Children gather round in open curiosity as the boxes are unpacked onto the concrete foundation of the old school. The teachers struggle to maintain discipline and keep children in line while books and pencils are handed out. There is much excitement – some children enjoy the camera, others look perplexed and wary; all are entirely engaging in their own way with guileless and spontaneous smiles.

Finally waving goodbye we leave the teachers to get on with their classes and wend our way on sand tracks to the beach to buy seafood from the dhows. A sleepy scene greets us. Fishing nets strung on a pole next to a monkey, tied by the waist to a tree stump in the shade of coconut palms. On seeing our interest in the monkey, a child taunts it gently to provoke interaction. The monkey bounces on his chain but never stretches the limit of its range.

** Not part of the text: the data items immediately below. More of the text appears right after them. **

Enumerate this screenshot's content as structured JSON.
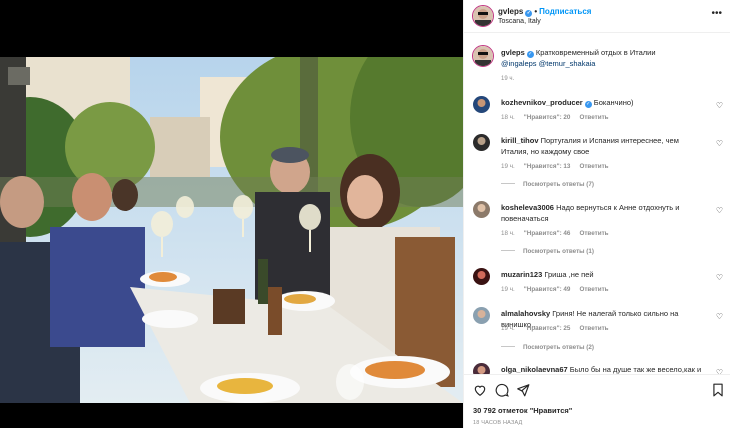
{
  "header": {
    "username": "gvleps",
    "follow_label": "Подписаться",
    "location": "Toscana, Italy",
    "more_icon": "ellipsis-icon"
  },
  "caption": {
    "username": "gvleps",
    "text": "Кратковременный отдых в Италии",
    "mention1": "@ingaleps",
    "mention2": "@temur_shakaia",
    "time": "19 ч."
  },
  "comments": [
    {
      "user": "kozhevnikov_producer",
      "verified": true,
      "text": "Боканчино)",
      "time": "18 ч.",
      "likes": "\"Нравится\": 20",
      "reply": "Ответить",
      "view": ""
    },
    {
      "user": "kirill_tihov",
      "verified": false,
      "text": "Португалия и Испания интереснее, чем Италия, но каждому свое",
      "time": "19 ч.",
      "likes": "\"Нравится\": 13",
      "reply": "Ответить",
      "view": "Посмотреть ответы (7)"
    },
    {
      "user": "kosheleva3006",
      "verified": false,
      "text": "Надо вернуться к Анне отдохнуть и повеначаться",
      "time": "18 ч.",
      "likes": "\"Нравится\": 46",
      "reply": "Ответить",
      "view": "Посмотреть ответы (1)"
    },
    {
      "user": "muzarin123",
      "verified": false,
      "text": "Гриша ,не пей",
      "time": "19 ч.",
      "likes": "\"Нравится\": 49",
      "reply": "Ответить",
      "view": ""
    },
    {
      "user": "almalahovsky",
      "verified": false,
      "text": "Гриня! Не налегай только сильно на винишко…",
      "time": "19 ч.",
      "likes": "\"Нравится\": 25",
      "reply": "Ответить",
      "view": "Посмотреть ответы (2)"
    },
    {
      "user": "olga_nikolaevna67",
      "verified": false,
      "text": "Было бы на душе так же весело,как и на",
      "time": "",
      "likes": "",
      "reply": "",
      "view": ""
    }
  ],
  "footer": {
    "likes": "30 792 отметок \"Нравится\"",
    "ago": "18 ЧАСОВ НАЗАД",
    "icons": [
      "heart-icon",
      "comment-icon",
      "share-icon",
      "bookmark-icon"
    ]
  },
  "colors": {
    "link": "#00376b",
    "follow": "#0095f6",
    "verified": "#3897f0",
    "muted": "#8e8e8e"
  }
}
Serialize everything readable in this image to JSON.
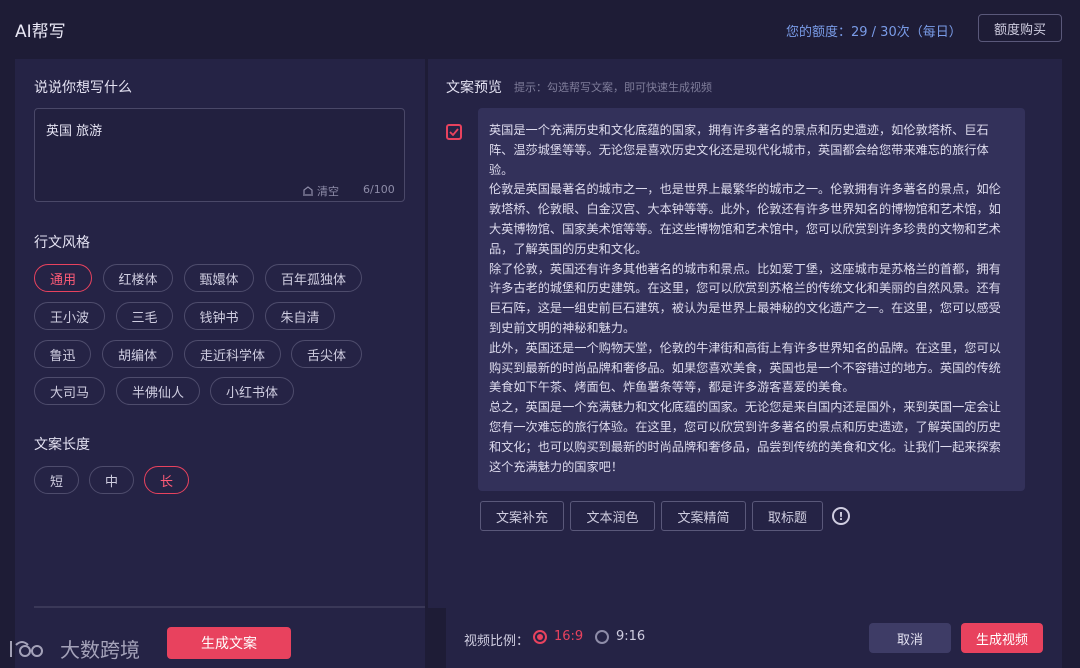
{
  "header": {
    "title": "AI帮写",
    "quota_text": "您的额度：29 / 30次（每日）",
    "buy_button": "额度购买"
  },
  "left": {
    "prompt_title": "说说你想写什么",
    "topic_value": "英国 旅游",
    "clear_label": "清空",
    "char_count": "6/100",
    "style_title": "行文风格",
    "styles": [
      "通用",
      "红楼体",
      "甄嬛体",
      "百年孤独体",
      "王小波",
      "三毛",
      "钱钟书",
      "朱自清",
      "鲁迅",
      "胡编体",
      "走近科学体",
      "舌尖体",
      "大司马",
      "半佛仙人",
      "小红书体"
    ],
    "selected_style": "通用",
    "length_title": "文案长度",
    "lengths": [
      "短",
      "中",
      "长"
    ],
    "selected_length": "长",
    "generate_button": "生成文案",
    "watermark_text": "大数跨境"
  },
  "preview": {
    "title": "文案预览",
    "hint": "提示：勾选帮写文案，即可快速生成视频",
    "checked": true,
    "paragraphs": [
      "英国是一个充满历史和文化底蕴的国家，拥有许多著名的景点和历史遗迹，如伦敦塔桥、巨石阵、温莎城堡等等。无论您是喜欢历史文化还是现代化城市，英国都会给您带来难忘的旅行体验。",
      "伦敦是英国最著名的城市之一，也是世界上最繁华的城市之一。伦敦拥有许多著名的景点，如伦敦塔桥、伦敦眼、白金汉宫、大本钟等等。此外，伦敦还有许多世界知名的博物馆和艺术馆，如大英博物馆、国家美术馆等等。在这些博物馆和艺术馆中，您可以欣赏到许多珍贵的文物和艺术品，了解英国的历史和文化。",
      "除了伦敦，英国还有许多其他著名的城市和景点。比如爱丁堡，这座城市是苏格兰的首都，拥有许多古老的城堡和历史建筑。在这里，您可以欣赏到苏格兰的传统文化和美丽的自然风景。还有巨石阵，这是一组史前巨石建筑，被认为是世界上最神秘的文化遗产之一。在这里，您可以感受到史前文明的神秘和魅力。",
      "此外，英国还是一个购物天堂，伦敦的牛津街和高街上有许多世界知名的品牌。在这里，您可以购买到最新的时尚品牌和奢侈品。如果您喜欢美食，英国也是一个不容错过的地方。英国的传统美食如下午茶、烤面包、炸鱼薯条等等，都是许多游客喜爱的美食。",
      "总之，英国是一个充满魅力和文化底蕴的国家。无论您是来自国内还是国外，来到英国一定会让您有一次难忘的旅行体验。在这里，您可以欣赏到许多著名的景点和历史遗迹，了解英国的历史和文化；也可以购买到最新的时尚品牌和奢侈品，品尝到传统的美食和文化。让我们一起来探索这个充满魅力的国家吧！"
    ],
    "actions": [
      "文案补充",
      "文本润色",
      "文案精简",
      "取标题"
    ]
  },
  "footer": {
    "ratio_label": "视频比例：",
    "ratios": [
      "16:9",
      "9:16"
    ],
    "selected_ratio": "16:9",
    "cancel_button": "取消",
    "generate_video_button": "生成视频"
  },
  "colors": {
    "accent": "#e8425e",
    "quota_blue": "#7a9ce8",
    "background": "#1e1c36",
    "panel": "#252345"
  }
}
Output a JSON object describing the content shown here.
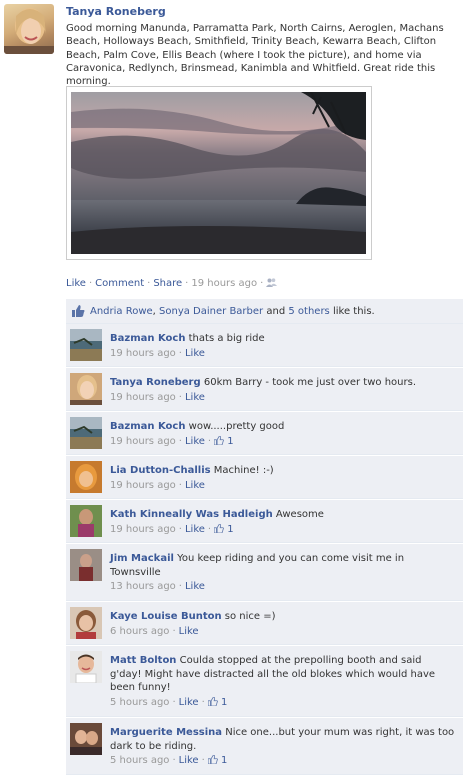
{
  "post": {
    "author": "Tanya Roneberg",
    "text": "Good morning Manunda, Parramatta Park, North Cairns, Aeroglen, Machans Beach, Holloways Beach, Smithfield, Trinity Beach, Kewarra Beach, Clifton Beach, Palm Cove, Ellis Beach (where I took the picture), and home via Caravonica, Redlynch, Brinsmead, Kanimbla and Whitfield. Great ride this morning.",
    "actions": {
      "like": "Like",
      "comment": "Comment",
      "share": "Share",
      "time": "19 hours ago"
    }
  },
  "likes": {
    "name1": "Andria Rowe",
    "name2": "Sonya Dainer Barber",
    "joiner": "and",
    "others": "5 others",
    "suffix": "like this."
  },
  "comments": [
    {
      "name": "Bazman Koch",
      "text": "thats a big ride",
      "time": "19 hours ago",
      "like": "Like",
      "count": ""
    },
    {
      "name": "Tanya Roneberg",
      "text": "60km Barry - took me just over two hours.",
      "time": "19 hours ago",
      "like": "Like",
      "count": ""
    },
    {
      "name": "Bazman Koch",
      "text": "wow.....pretty good",
      "time": "19 hours ago",
      "like": "Like",
      "count": "1"
    },
    {
      "name": "Lia Dutton-Challis",
      "text": "Machine! :-)",
      "time": "19 hours ago",
      "like": "Like",
      "count": ""
    },
    {
      "name": "Kath Kinneally Was Hadleigh",
      "text": "Awesome",
      "time": "19 hours ago",
      "like": "Like",
      "count": "1"
    },
    {
      "name": "Jim Mackail",
      "text": "You keep riding and you can come visit me in Townsville",
      "time": "13 hours ago",
      "like": "Like",
      "count": ""
    },
    {
      "name": "Kaye Louise Bunton",
      "text": "so nice =)",
      "time": "6 hours ago",
      "like": "Like",
      "count": ""
    },
    {
      "name": "Matt Bolton",
      "text": "Coulda stopped at the prepolling booth and said g'day! Might have distracted all the old blokes which would have been funny!",
      "time": "5 hours ago",
      "like": "Like",
      "count": "1"
    },
    {
      "name": "Marguerite Messina",
      "text": "Nice one...but your mum was right, it was too dark to be riding.",
      "time": "5 hours ago",
      "like": "Like",
      "count": "1"
    }
  ],
  "colors": {
    "link": "#3b5998",
    "comment_bg": "#edeff4",
    "meta": "#999999"
  }
}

Here the tidal reach is shallow. A dhow is on its way in so we walk down to meet it. Further along three figures are pulling in a net, but the catch is small and hardly replaces the energy expended on heaving in the net. We buy some calamari – strange sea creatures out of their element; fleshy soft beings with enormous blue eyes.

Perfect coastal days flee by – exploring mangroves on fishing canoes – those lovely broad ones that are so stable. With clear calm waters fish explode out of the water around us like silver bullets chased by our shadows. Snorkelling on reefs and sea grass beds where the many coloured starfish lie like cartoons dropped from above; bizarre and beguiling creatures amaze and intrigue. I have to pop my head up from time to time to be sure I am still on the same planet. Fabulous crabs that look like mobile pebbles graced with soft pink seaweed; urchins and slugs, clown fish, anenomes, and a carpet of bling from broken sand oyster shells.

In the reserve the first game introductions have started. Three zebra were released a month ago, and at the bomas, nyalla and wildebeest acclimatise to their new surroundings. Next week, more nyalla, wildebeest, waterbuck, eland and giraffe will arrive. They have been a long time coming as the Sanctuary (Vilanculos Coastal Wildlife Sanctuary – have prioritised community upliftment projects.

The moon waxes and wanes, the rhythm of the tides controls our days, and all too soon a week rushes by with the last outgoing tide. We drive through the night, taking turns at the wheel. There are people walking along the road all through the night – drunkards and partygoers make way for early risers and the workforce with never a break in-between. It is a constant stream. By morning we are back in the drought stricken interior. Hopes of rainfall in our absence are dashed. The skinny warthogs come trotting in when they hear our vehicles approach – and the monkeys return around sunset to watch for gaps in doors and windows. The coastal dream becomes a memory package to be stored and revisited at whim.